Redis Memory Splits for Fast Voice AI Agents
Use Redis Agent Memory Server's working/long-term split, parallel fetches, bounded retrieval (top 1 of 5, <200 chars), and semantic routing to make voice AI feel personal and responsive under 2s latency.
Working/Long-Term Memory Split Prevents Noisy Context
Store journal entries as episodic long-term memories tied to user_id, session_id, namespace="voice-journal", and topics="journal", "voice_entry" to survive sessions: ClientMemoryRecord(text=transcript, memory_type=MemoryTypeEnum.EPISODIC, ...); await client.create_long_term_memory(memories=[memory], deduplicate=True). Keep conversational back-and-forth in session-scoped working memory only. This filters voice filler like pauses and corrections, avoiding noisy retrieval that slows generation or confuses responses. Retrieval uses semantic search with filters={"namespace": {"eq": "voice-journal"}, "user_id": {"eq": user_id}}, limit=5, distance_threshold=0.8, then take only top result truncated to 200 chars: text = memories[0].get("text", "")[:200]. Result: focused context for voice replies needing one relevant anchor, not full history dumps.
Parallel Async Fetches and Streaming Slash Perceived Latency
Fetch conversation_context, long-term memories, and calendar_context concurrently via asyncio.gather(fetch_conversation(), search_memories(), fetch_calendar()) so users experience total delay as one short pause, not sequential waits. Use streaming STT/TTS APIs: for TTS, async with self.async_client.text_to_speech_streaming.connect(model="bulbul:v3", ...): await ws.convert(text); async for message in ws: yield base64.b64decode(message.data.audio). This delivers first audio byte faster than full synthesis, making assistants feel alive since voice UX prioritizes time-to-first-sound over total completion. Intentionally limit responses to 1-2 sentences to cut model/ TTS time and maintain conversational rhythm—long replies after pauses feel dumb.

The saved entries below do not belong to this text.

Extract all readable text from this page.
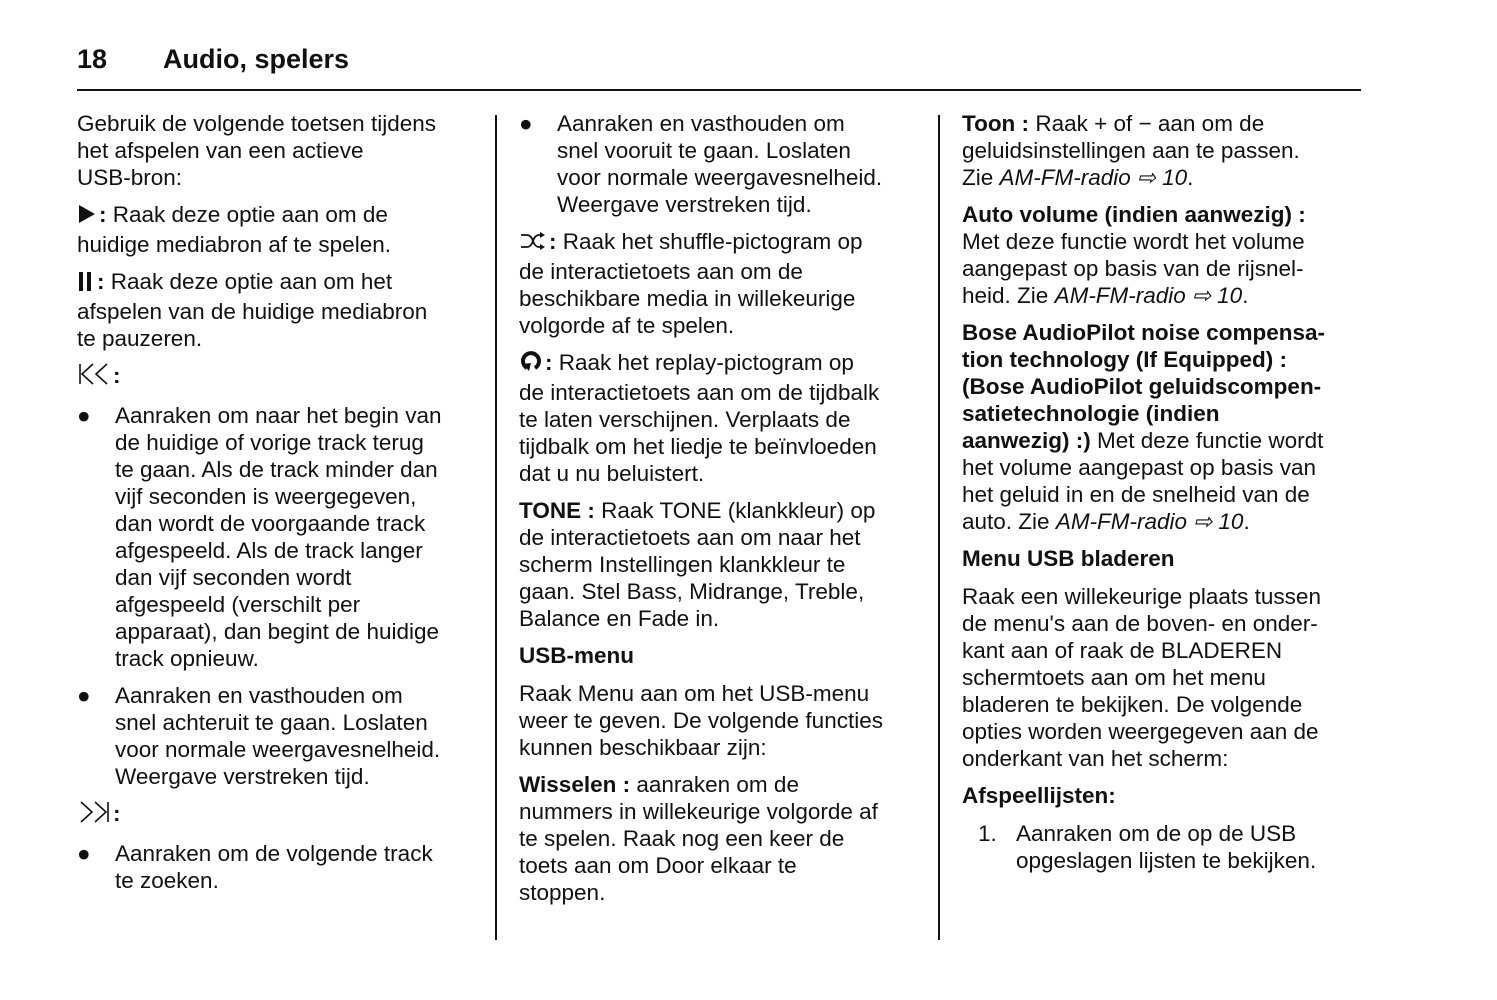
18 Audio, spelers
Gebruik de volgende toetsen tijdens
het afspelen van een actieve
USB-bron:
: Raak deze optie aan om de
huidige mediabron af te spelen.
: Raak deze optie aan om het
afspelen van de huidige mediabron
te pauzeren.
:
● Aanraken om naar het begin van
de huidige of vorige track terug
te gaan. Als de track minder dan
vijf seconden is weergegeven,
dan wordt de voorgaande track
afgespeeld. Als de track langer
dan vijf seconden wordt
afgespeeld (verschilt per
apparaat), dan begint de huidige
track opnieuw.
● Aanraken en vasthouden om
snel achteruit te gaan. Loslaten
voor normale weergavesnelheid.
Weergave verstreken tijd.
:
● Aanraken om de volgende track
te zoeken.
● Aanraken en vasthouden om
snel vooruit te gaan. Loslaten
voor normale weergavesnelheid.
Weergave verstreken tijd.
: Raak het shuffle-pictogram op
de interactietoets aan om de
beschikbare media in willekeurige
volgorde af te spelen.
: Raak het replay-pictogram op
de interactietoets aan om de tijdbalk
te laten verschijnen. Verplaats de
tijdbalk om het liedje te beïnvloeden
dat u nu beluistert.
TONE : Raak TONE (klankkleur) op
de interactietoets aan om naar het
scherm Instellingen klankkleur te
gaan. Stel Bass, Midrange, Treble,
Balance en Fade in.
USB-menu
Raak Menu aan om het USB-menu
weer te geven. De volgende functies
kunnen beschikbaar zijn:
Wisselen : aanraken om de
nummers in willekeurige volgorde af
te spelen. Raak nog een keer de
toets aan om Door elkaar te
stoppen.
Toon : Raak + of − aan om de
geluidsinstellingen aan te passen.
Zie AM-FM-radio ⇨ 10.
Auto volume (indien aanwezig) :
Met deze functie wordt het volume
aangepast op basis van de rijsnel-
heid. Zie AM-FM-radio ⇨ 10.
Bose AudioPilot noise compensa-
tion technology (If Equipped) :
(Bose AudioPilot geluidscompen-
satietechnologie (indien
aanwezig) :) Met deze functie wordt
het volume aangepast op basis van
het geluid in en de snelheid van de
auto. Zie AM-FM-radio ⇨ 10.
Menu USB bladeren
Raak een willekeurige plaats tussen
de menu's aan de boven- en onder-
kant aan of raak de BLADEREN
schermtoets aan om het menu
bladeren te bekijken. De volgende
opties worden weergegeven aan de
onderkant van het scherm:
Afspeellijsten:
1. Aanraken om de op de USB
opgeslagen lijsten te bekijken.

Semantic Routing Bypasses LLM for Fast Intent Detection
Route utterances ("log this", "what I said yesterday", "calendar") with RedisVL semantic router instead of LLM classification, reserving model cycles for responses. This keeps pipeline top fast before memory/retrieval. Redis shines via namespaces for isolation, user_id filtering, episodic/semantic types, and semantic retrieval over keywords, treating memory as performance-sensitive context service. Tradeoff: bounded retrieval risks missing edge cases but ensures concise prompts for voice scale.